The California State Legislature this week approved a measure that would make the state the first to outlaw stealthing, the act of removing a condom during sex without a partner’s consent.
The bill, which was approved unanimously on Tuesday, awaits the signature of Gov. Gavin Newsom, a Democrat, who has until Oct. 10 to sign it into law. A spokesman for the governor said his office did not comment on pending bills.
If approved, the measure would amend the state’s civil definition of sexual battery and make stealthing a civil offense, meaning victims could sue their assailants for damages.
Assemblywoman Cristina Garcia of California, who sponsored the bill, said the measure would give victims another resource to hold assailants accountable. “It would also make it clear that this is not just amoral, but also illegal,” she said in an interview on Thursday.

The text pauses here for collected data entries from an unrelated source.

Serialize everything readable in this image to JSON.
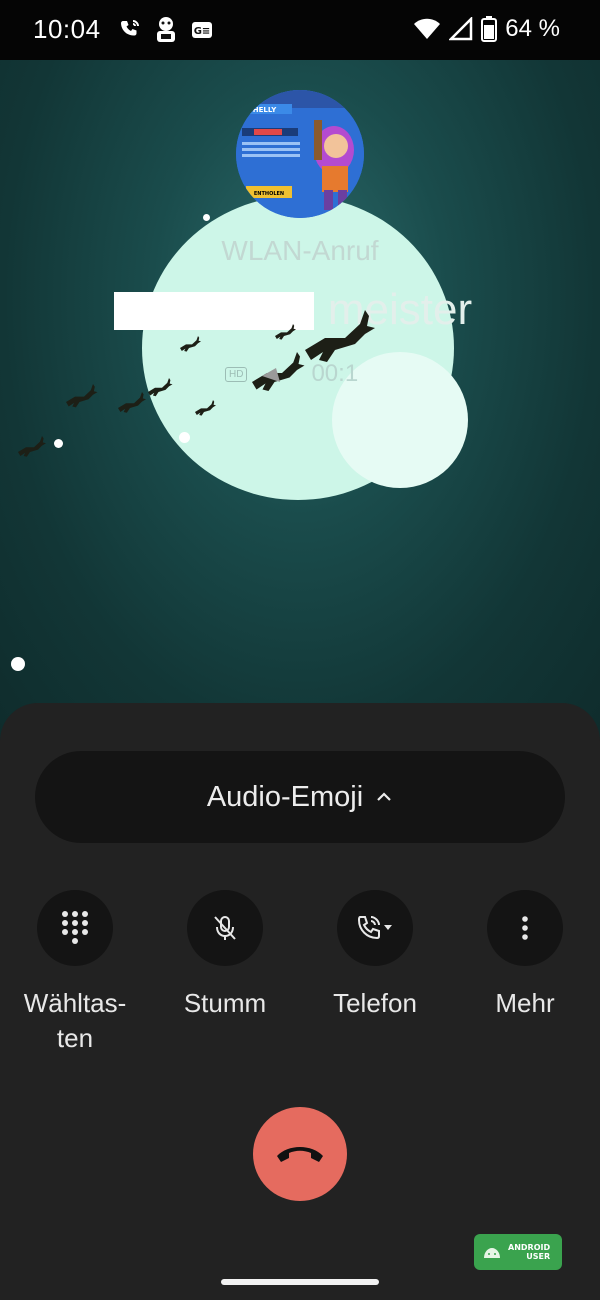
{
  "status_bar": {
    "time": "10:04",
    "battery_percent": "64 %",
    "icons": [
      "wifi-call-icon",
      "mascot-notification-icon",
      "ge-notification-icon",
      "wifi-icon",
      "signal-icon",
      "battery-icon"
    ]
  },
  "call": {
    "type_label": "WLAN-Anruf",
    "caller_name_visible": "meister",
    "duration": "00:1",
    "hd_badge": "HD",
    "avatar_texts": [
      "SHELLY",
      "ENTHOLEN"
    ]
  },
  "audio_emoji": {
    "label": "Audio-Emoji"
  },
  "controls": [
    {
      "label": "Wähltas-\nten",
      "icon": "dialpad-icon"
    },
    {
      "label": "Stumm",
      "icon": "mute-icon"
    },
    {
      "label": "Telefon",
      "icon": "phone-audio-route-icon"
    },
    {
      "label": "Mehr",
      "icon": "more-vert-icon"
    }
  ],
  "watermark": {
    "line1": "ANDROID",
    "line2": "USER"
  },
  "colors": {
    "end_call": "#e56b5f",
    "panel": "#222222",
    "button_bg": "#141414",
    "moon": "#cdf6e8",
    "watermark": "#3aa34e"
  }
}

Ms. Garcia, a Democrat, said that she had tried to pass legislation criminalizing stealthing since 2017, when a Yale University study brought widespread attention to it. But she ran into considerable opposition.
The bill that was approved this week that would make stealthing a civil offense “is a good first step,” Ms. Garcia said. She said she hoped it would lay the groundwork to eventually add stealthing to the state’s criminal code.
A study published in the National Library of Medicine in 2019 reported that 12 percent of women said that they had been a victim of stealthing. Another study that year found that 10 percent of men admitted to removing their condom during intercourse without their partner’s consent.
Alexandra Brodsky, who wrote the 2017 Yale study and is the author of “Sexual Justice,” a book that addresses various forms of institutional response to sexual harassment and assault, said that the measure approved this week could bring “political and personal power” to victims. She said that it would remove any ambiguity surrounding stealthing — which tends to begin with the consensual act of sex — by defining it as illegal.
“Civil remedies are really underutilized,” Ms. Brodsky said, adding that the kinds of remedies civil lawsuits allow for are often more useful to victims.
“There are many survivors who do not want to see the person who hurt them in prison and could really use help covering medical debt or could use help having the resources to see a therapist,” Ms. Brodsky said.
She noted that civil litigation also had a lower standard of evidence, which could make it easier for victims to prove their cases in court.
Similar bills on stealthing have been introduced in New York and in Wisconsin, but neither has passed. Ms. Garcia said she hoped that legislatures across the country would follow suit.
“It is a big week for victims,” she said. “It is a big week for discussions around these issues, and it is a big week to talk about consent.”